More than 1,000 N.S. public sector workers placed on leave due to vaccine mandate

·3 min read
A health worker prepares Pfizer-BioNTech's COVID-19 vaccine at the National Kidney and Transplant Institute in Quezon City, Philippines, in November. (Aaron Favila/The Associated Press - image credit)
A health worker prepares Pfizer-BioNTech's COVID-19 vaccine at the National Kidney and Transplant Institute in Quezon City, Philippines, in November. (Aaron Favila/The Associated Press - image credit)

More than 1,000 public sector workers were forced to go on leave from their jobs this week as Nova Scotia's mandatory vaccination policy came into effect.

The mandate, which affects key sectors including health care and education, as well as the civil service, came into effect on Dec. 1. The province released figures Friday afternoon representing the impact as of Dec. 2.

The number of employees placed on leave for each sector is as follows:

  • 29 at the IWK Health Centre.

  • 323 with Nova Scotia Health.

  • 179 in long-term care.

  • 96 in home care.

  • 6 in adult day programs.

  • 174 in education.

  • 2 in correctional services.

  • 4 in emergency health services.

  • 91 in the disability support program, and child and youth caring program.

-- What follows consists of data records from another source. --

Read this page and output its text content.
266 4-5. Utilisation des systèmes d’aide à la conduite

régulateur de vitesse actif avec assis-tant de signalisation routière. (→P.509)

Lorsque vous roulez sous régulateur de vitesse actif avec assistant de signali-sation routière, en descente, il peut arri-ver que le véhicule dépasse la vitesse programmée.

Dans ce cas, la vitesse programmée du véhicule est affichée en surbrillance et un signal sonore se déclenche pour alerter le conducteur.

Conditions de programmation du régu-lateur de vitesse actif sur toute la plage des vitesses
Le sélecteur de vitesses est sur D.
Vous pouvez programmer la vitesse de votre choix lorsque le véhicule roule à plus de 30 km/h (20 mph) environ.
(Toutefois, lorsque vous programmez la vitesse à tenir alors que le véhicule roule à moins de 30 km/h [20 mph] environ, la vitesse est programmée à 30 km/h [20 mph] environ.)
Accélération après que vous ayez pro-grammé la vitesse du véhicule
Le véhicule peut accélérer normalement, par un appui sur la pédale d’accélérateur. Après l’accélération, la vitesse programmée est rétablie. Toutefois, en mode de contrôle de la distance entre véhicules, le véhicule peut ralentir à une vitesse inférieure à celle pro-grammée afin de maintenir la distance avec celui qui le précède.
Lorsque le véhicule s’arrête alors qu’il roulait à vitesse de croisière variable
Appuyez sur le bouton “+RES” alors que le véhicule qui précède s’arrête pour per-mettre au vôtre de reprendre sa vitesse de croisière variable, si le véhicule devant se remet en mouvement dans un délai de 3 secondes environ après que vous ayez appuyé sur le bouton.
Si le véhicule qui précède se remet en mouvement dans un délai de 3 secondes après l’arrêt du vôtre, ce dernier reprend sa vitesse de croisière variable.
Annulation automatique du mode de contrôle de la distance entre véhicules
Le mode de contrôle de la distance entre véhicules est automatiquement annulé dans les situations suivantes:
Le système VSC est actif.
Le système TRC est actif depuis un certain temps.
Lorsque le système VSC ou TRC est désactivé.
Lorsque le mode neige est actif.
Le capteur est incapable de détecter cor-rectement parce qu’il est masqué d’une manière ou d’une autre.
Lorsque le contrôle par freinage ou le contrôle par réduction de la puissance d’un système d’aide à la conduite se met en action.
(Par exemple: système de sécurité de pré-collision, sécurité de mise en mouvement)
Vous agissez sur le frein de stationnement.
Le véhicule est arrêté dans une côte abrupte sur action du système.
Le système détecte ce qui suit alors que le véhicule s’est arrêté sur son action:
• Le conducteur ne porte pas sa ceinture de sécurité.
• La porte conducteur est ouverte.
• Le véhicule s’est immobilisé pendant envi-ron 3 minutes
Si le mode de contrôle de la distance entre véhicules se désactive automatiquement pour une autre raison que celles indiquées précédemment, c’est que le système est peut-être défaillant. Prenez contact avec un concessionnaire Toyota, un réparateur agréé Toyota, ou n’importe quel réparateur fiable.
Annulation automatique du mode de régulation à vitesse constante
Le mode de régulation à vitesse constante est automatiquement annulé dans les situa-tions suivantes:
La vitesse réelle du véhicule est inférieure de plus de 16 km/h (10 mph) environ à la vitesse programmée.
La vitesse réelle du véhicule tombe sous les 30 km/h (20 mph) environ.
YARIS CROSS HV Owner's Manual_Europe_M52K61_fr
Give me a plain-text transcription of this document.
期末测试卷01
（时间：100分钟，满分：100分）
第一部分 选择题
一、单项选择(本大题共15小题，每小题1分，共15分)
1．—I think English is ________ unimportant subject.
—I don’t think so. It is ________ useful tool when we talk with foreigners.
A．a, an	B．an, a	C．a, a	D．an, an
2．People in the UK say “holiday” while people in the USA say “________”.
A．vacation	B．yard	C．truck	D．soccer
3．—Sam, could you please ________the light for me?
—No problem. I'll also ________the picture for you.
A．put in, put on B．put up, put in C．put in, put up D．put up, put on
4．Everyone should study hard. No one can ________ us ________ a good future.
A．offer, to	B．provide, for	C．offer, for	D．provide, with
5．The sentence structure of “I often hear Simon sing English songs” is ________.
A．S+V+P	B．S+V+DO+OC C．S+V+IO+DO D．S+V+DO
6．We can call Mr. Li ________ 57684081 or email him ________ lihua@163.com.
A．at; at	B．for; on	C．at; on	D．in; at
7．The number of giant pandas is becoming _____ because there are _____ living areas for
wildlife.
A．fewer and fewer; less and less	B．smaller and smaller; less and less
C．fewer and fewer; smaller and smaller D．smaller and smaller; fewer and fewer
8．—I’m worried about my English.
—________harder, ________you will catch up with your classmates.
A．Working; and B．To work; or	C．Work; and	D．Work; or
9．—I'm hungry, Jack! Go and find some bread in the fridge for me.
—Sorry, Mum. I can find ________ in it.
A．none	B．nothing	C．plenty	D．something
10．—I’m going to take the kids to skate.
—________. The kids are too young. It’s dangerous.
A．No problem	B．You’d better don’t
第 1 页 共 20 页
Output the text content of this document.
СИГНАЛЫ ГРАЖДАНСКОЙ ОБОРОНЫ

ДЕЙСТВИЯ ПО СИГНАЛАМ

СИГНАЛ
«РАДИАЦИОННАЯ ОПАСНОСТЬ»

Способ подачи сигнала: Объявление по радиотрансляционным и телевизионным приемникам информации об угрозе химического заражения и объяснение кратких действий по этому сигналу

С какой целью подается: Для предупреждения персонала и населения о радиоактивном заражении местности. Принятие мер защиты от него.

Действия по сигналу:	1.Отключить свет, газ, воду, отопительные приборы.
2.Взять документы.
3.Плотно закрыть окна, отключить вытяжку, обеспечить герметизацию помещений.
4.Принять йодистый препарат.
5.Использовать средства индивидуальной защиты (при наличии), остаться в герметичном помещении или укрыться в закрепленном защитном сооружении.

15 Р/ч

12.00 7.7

  • 0 in hearing and speech.

  • 59 in daycares.

  • 93 in the provincial civil service.

An additional 1,923 people have not reported vaccination status or need to provide more information, but were already on leave for another reason. Twenty-four people were granted exemptions from the mandate.

More than 99 per cent of 80,971 public sector workers have reported receiving at least one dose of vaccine.

In a news release, Premier Tim Houston said he was "very proud" of the Nova Scotians who have gotten the COVID-19 vaccine, especially in light of the new omicron variant.

"The few in both mandates who didn't get vaccinated have made their choice," said Houston. "It's unfortunate they are no longer in the workplace, but I'm glad they won't be putting patients, students, seniors and other vulnerable people at risk."

No impact on health care

Colin Stevenson, vice-president of quality and system performance with Nova Scotia's health authority, said the existing workforce will be able to mitigate the effects of losing 323 staff.

"For Nova Scotians, when it comes to the care and services that Nova Scotia Health is providing, that they won't see an impact or a change which we're pleased about and will continue to sort of ensure that we can meet that mandate," Stevenson said Friday.

Andrew Vaughan/The Canadian Press
Andrew Vaughan/The Canadian Press

Stevenson said the employees placed on leave because of their vaccination status are "reasonably split" geographically and by profession. About 60 per cent of the health authority's employees on leave are front-line workers and 40 per cent work in administration or support.

After 14 days on leave, employees will be asked to participate in an education course on vaccines, Stevenson said.

If at that point they choose to get vaccinated, they'll remain on leave until two weeks after their second dose. If they choose not to, or don't submit, proof of vaccination, Stevenson said next steps will be determined on a case-by-case basis.

Earlier this week the province warned that vaccine-related staffing shortages could cause disruptions to school bus services in the Halifax area, and that existing staff shortages in long-term care could be exacerbated.

On the day the mandate came into effect, Barbara Adams, minister of seniors and long-term care, said so far, the policy was putting little additional strain on the sector.